ARVADOS_API_TOKEN=changeme_system_root_token 

@pvanheus, after some research you might have discover a bug. Please try a 41 character long, alphanumeric only system root token (i.e: CvlebKKXnykZwE3f3n7NdMRQI2iSjlobf87EUebpW)

pvanheus: I uploaded and merged a few changes to the provision.sh script and salt formula:

I hope you can give it a try and let me know if you have further issues

Hi! Salt deploy is now working.

The SSL certificates in use by the services are signed by a Issue Identified as ArvadosFormula - is the cert for this CA available on the server somewhere so that I can import it into my browser?

Thanks,
Peter

Hi @pvanheus. The cert is a classic self-signed certificate generated with a salt script.

If I’m not wrong, in most browsers, when you get a warning about the certificate being self-signed, you go to ‘advanced / accept certificate’ and that would be it. The browser will remember your choice and won’t ask you again for the site.

Hi! Unfortunately that is not quite enough. The workbench talks to keep, and even after accepting the certificate in Firefox, uploads will fail because the certificate for the keep server is not accepted. My workaround for that has been to examine the Firefox console at upload time, find the URL which Firefox refuses to connect to (the keep one) and open that in the browser so that an exception can be made. Then everything works.

Peter

Does it work if you go (in Firefox) to Preferences -> Security -> View Certificates -> Authorities -> Import and add the self-signed certificate file?

If not, we might have to split it into a private root certificate (that you can install in the browser) and one or more service certificates signed by the root.

@Javier_Bertoli The reason why he can’t just accept the certificate in Firefox is that it doesn’t give you a popup with the option to accept/override when the browser accessed the URL from an AJAX call or a redirect. In those cases it just silently fails, you never get the opportunity to accept the certificate.
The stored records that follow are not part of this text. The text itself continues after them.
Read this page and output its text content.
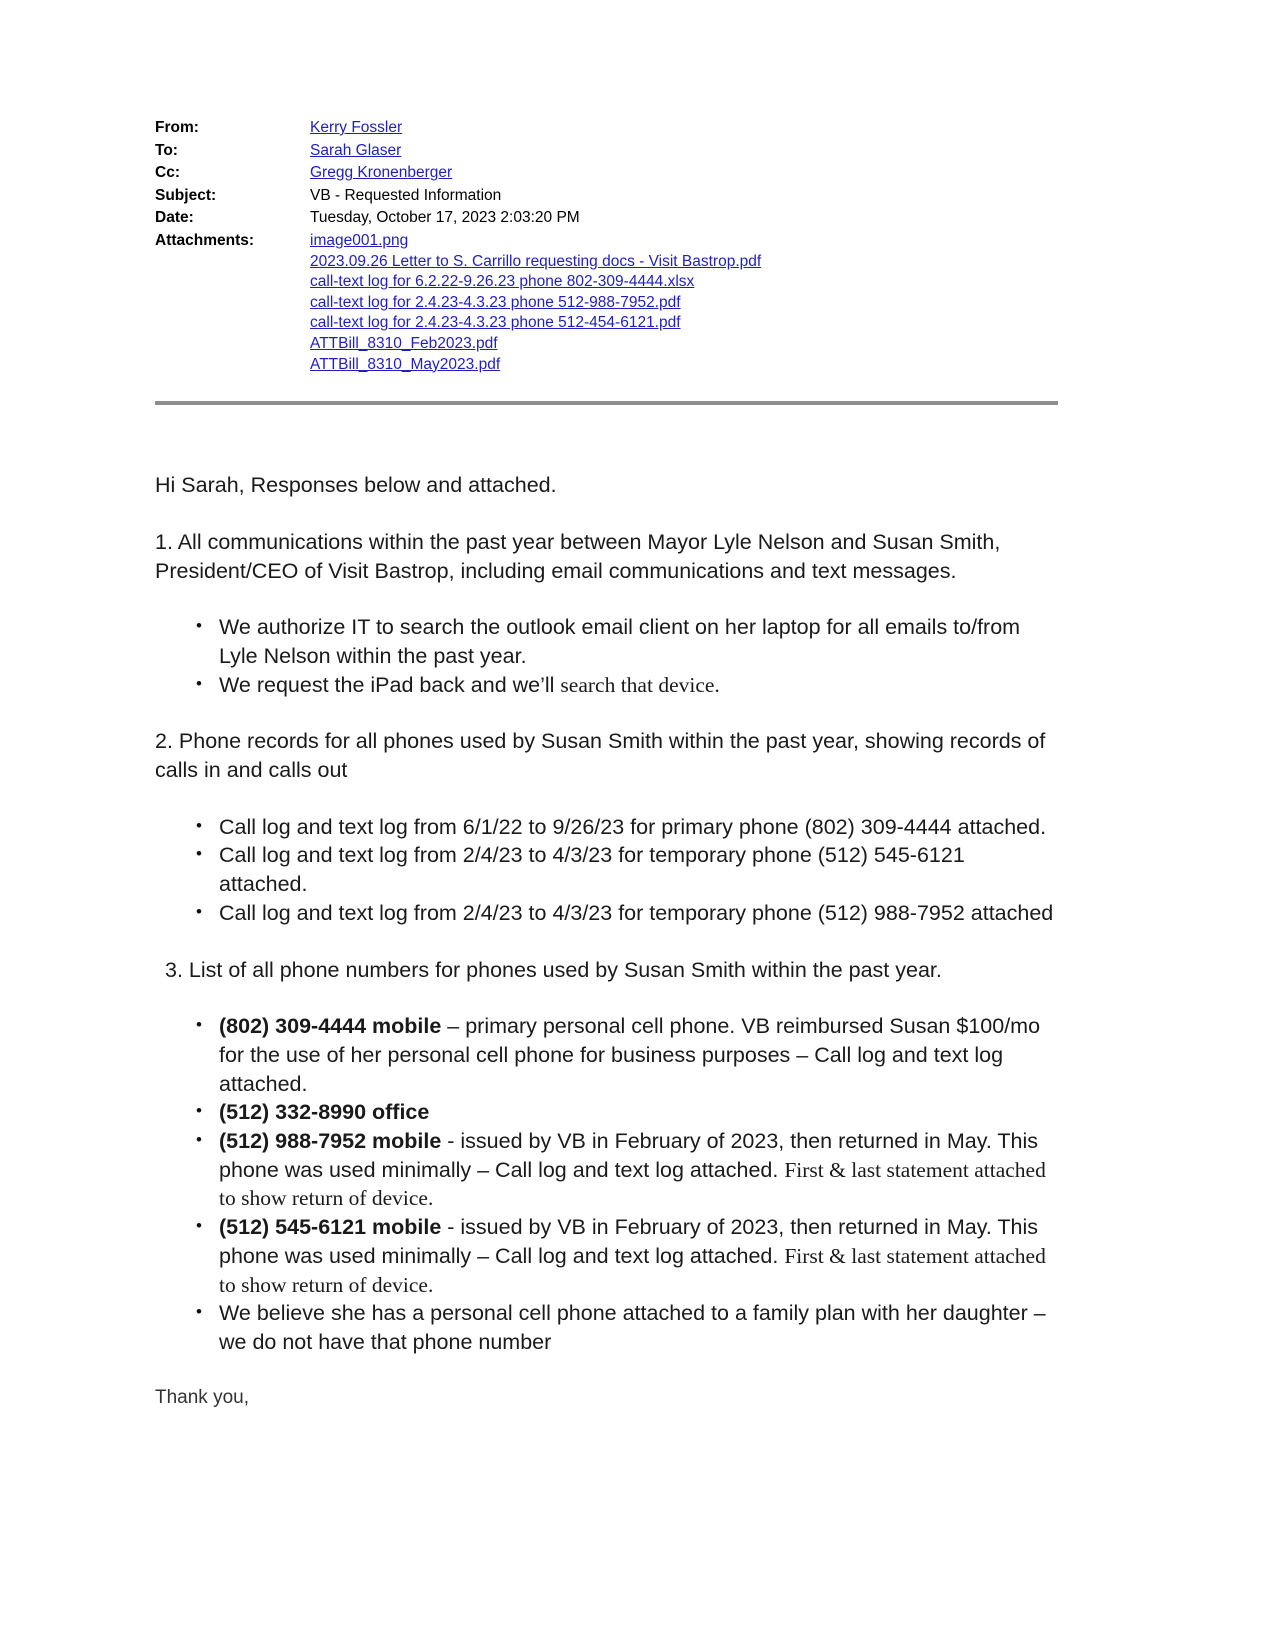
From:	Kerry Fossler
To:	Sarah Glaser
Cc:	Gregg Kronenberger
Subject:	VB - Requested Information
Date:	Tuesday, October 17, 2023 2:03:20 PM
Attachments:	image001.png
2023.09.26 Letter to S. Carrillo requesting docs - Visit Bastrop.pdf
call-text log for 6.2.22-9.26.23 phone 802-309-4444.xlsx
call-text log for 2.4.23-4.3.23 phone 512-988-7952.pdf
call-text log for 2.4.23-4.3.23 phone 512-454-6121.pdf
ATTBill_8310_Feb2023.pdf
ATTBill_8310_May2023.pdf

Hi Sarah, Responses below and attached.

1. All communications within the past year between Mayor Lyle Nelson and Susan Smith, President/CEO of Visit Bastrop, including email communications and text messages.

• We authorize IT to search the outlook email client on her laptop for all emails to/from Lyle Nelson within the past year.
• We request the iPad back and we’ll search that device.

2. Phone records for all phones used by Susan Smith within the past year, showing records of calls in and calls out

• Call log and text log from 6/1/22 to 9/26/23 for primary phone (802) 309-4444 attached.
• Call log and text log from 2/4/23 to 4/3/23 for temporary phone (512) 545-6121 attached.
• Call log and text log from 2/4/23 to 4/3/23 for temporary phone (512) 988-7952 attached

3. List of all phone numbers for phones used by Susan Smith within the past year.

• (802) 309-4444 mobile – primary personal cell phone. VB reimbursed Susan $100/mo for the use of her personal cell phone for business purposes – Call log and text log attached.
• (512) 332-8990 office
• (512) 988-7952 mobile - issued by VB in February of 2023, then returned in May. This phone was used minimally – Call log and text log attached. First & last statement attached to show return of device.
• (512) 545-6121 mobile - issued by VB in February of 2023, then returned in May. This phone was used minimally – Call log and text log attached. First & last statement attached to show return of device.
• We believe she has a personal cell phone attached to a family plan with her daughter – we do not have that phone number

Thank you,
The only way I’ve found that works reliably is to install the private root certificate.

I updated the arvados-formula's helper scripts to add a self-signed CA and create the certificates with it, as @tetron suggested, to fix the AJAX issue.

Also, updated the provision.sh script and documentation to leave the CA’s cert in the script dir so you can add it to your workstation easily.

Pushed a branch (https://github.com/arvados/arvados/tree/17177-use-newly-created-ca) which is still pending review and merging, but you can try it if you wish.